Image credits: NASA and The Hubble Heritage Team (STScI/AURA); Acknowledgment: Ray A. Lucas (STScI/AURA).
On the 31st March, our editorial team headed to the Royal Society for AI for Science. This day-long conference explored how AI is changing the nature of scientific discovery, and was hosted by the Fundamental Research team from the Alan Turing Institute. Nestled in a terrace of 19th century townhouses along the banks of the Thames, the Royal Society looks as grand as the names who have passed through its doors throughout the years.
The Royal Society at 6-9 Carlton House Terrace. Image credits: Lucy Smith
Prof Jason McEwen, Chief Scientist for the Turing Institute, opened the event with an insightful talk on the nature of scientific revolution, and how the bidirectional relationship between AI and science could spark the next one.
Then, Prof Anna Scaife from the University of Manchester spoke on the use of foundation models for astronomical discovery. Foundation models are generative AI models which can be applied to a wide variety of tasks and inputs. This is perfect for astronomy, which is typically made up of many data modalities.
Galaxy Zoo is a citizen science project where people label images of galaxies, to help astronomers make sense of the masses of data collected by telescope. Using a Galaxy Zoo dataset on 300k galaxies, astronomers built Zoobot – a neural network which categorises galaxies by their morphology. This has led to the discovery of 40k ring galaxies, which were previously thought to be very sparse, as well as the identification of median-age, “green valley” galaxies.
Image credits: NASA and The Hubble Heritage Team (STScI/AURA); Acknowledgment: Ray A. Lucas (STScI/AURA)
Next, Prof Aron Walsh from Imperial College discussed how his team is using AI to discover novel materials.
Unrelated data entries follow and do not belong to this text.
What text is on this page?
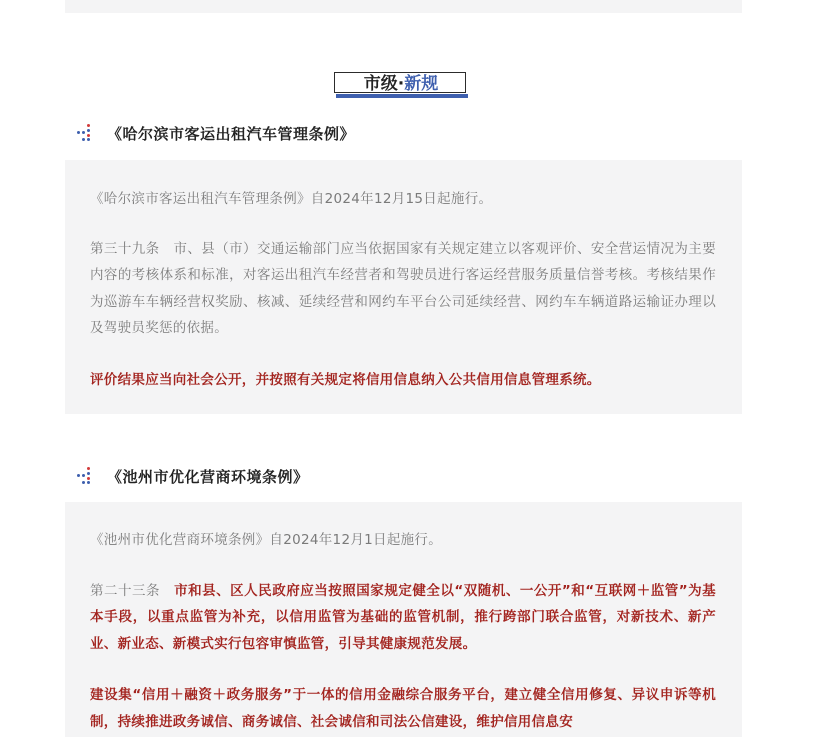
市级·新规
《哈尔滨市客运出租汽车管理条例》

《哈尔滨市客运出租汽车管理条例》自2024年12月15日起施行。

第三十九条　市、县（市）交通运输部门应当依据国家有关规定建立以客观评价、安全营运情况为主要内容的考核体系和标准，对客运出租汽车经营者和驾驶员进行客运经营服务质量信誉考核。考核结果作为巡游车车辆经营权奖励、核减、延续经营和网约车平台公司延续经营、网约车车辆道路运输证办理以及驾驶员奖惩的依据。

评价结果应当向社会公开，并按照有关规定将信用信息纳入公共信用信息管理系统。

《池州市优化营商环境条例》

《池州市优化营商环境条例》自2024年12月1日起施行。

第二十三条　市和县、区人民政府应当按照国家规定健全以“双随机、一公开”和“互联网＋监管”为基本手段，以重点监管为补充，以信用监管为基础的监管机制，推行跨部门联合监管，对新技术、新产业、新业态、新模式实行包容审慎监管，引导其健康规范发展。

建设集“信用＋融资＋政务服务”于一体的信用金融综合服务平台，建立健全信用修复、异议申诉等机制，持续推进政务诚信、商务诚信、社会诚信和司法公信建设，维护信用信息安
Diffusion models can be used to design crystal compounds, in a process similar to image generation – random noise is gradually removed until a crystal structure with the desired properties emerges. While traditional computational chemistry methods take days, this AI-enabled approach takes just milliseconds.
Another promising application of AI is for climate science and prediction. Dr Scott Hosking, Mission Director of Environmental Forecasting at the Alan Turing Institute, outlined the IceNet programme, which is the first AI-based model which forecasts sea ice levels weeks to months ahead, and has already made an impact in Arctic conservation. He then discussed the FastNet model, which aims to become the UK’s first operational weather model. Developed in collaboration with the Met Office, it uses a 40-year weather record to predict the weather. It has already been shown to outperform physics-based models at predicting the weather in data sparse regions, such as West Africa.
Photo credits: Lucy Smith
We then heard about the power of AI for cracking nuclear fusion from Dr Lorenzo Zanisi, a Lead Data Scientist at the UK Atomic Energy Authority. Keeping plasma – charged gas particles – hot and dense enough for fusion to happen is a big challenge. There is a reason why it only happens in stars! So far, scientists have had to rely on expensive simulations to model the physics, which can take up to 350 hours to run. AI simulators of nuclear fusion take only milliseconds, promising to accelerate research and to bring us closer to a fusion-powered future.
Dr Miles Cranmer from the University of Cambridge posed the question – why is physics orders of magnitude better at generalising than machine learning? What humans regard as simple tasks tend to not be simple when we try to program them into machines. Dr Cranmer argued that what we consider ‘simple’ is actually a substitute for ‘useful’ – so he posited simplicity as an aesthetic concept, and not reflective of how simple a task really is. On this basis, he argued that AI does not generalise so well because it must learn the world from scratch, whereas humans can reuse useful concepts we have already learned. Perhaps the most powerful AI models will be those which can learn reusable concepts from data. This principle drives his work at Polymathic AI, which is a joint effort from NYU and Cambridge to pool their computing resources to train physics-based foundation models at industrial scales.
The day concluded with a panel discussion from all the speakers, where they highlighted that interpretability is key for AI models, yet there is a trade-off between interpretability and performance of LLMs. The panellists emphasised the importance of pretraining models, as there is no such thing as a non-pretrained model – a model with random weights is just a worse way of initialising it.
AI for Science proved to be an insightful and inspiring day, showcasing some of the most promising applications of AI in scientific research across a variety of domains. Machine learning is unlocking applications in huge datasets that have been collected over decades in weather and cosmology, and speeding up simulations in nuclear fusion and crystal design – scientists are already making huge strides. Who knows what the future holds?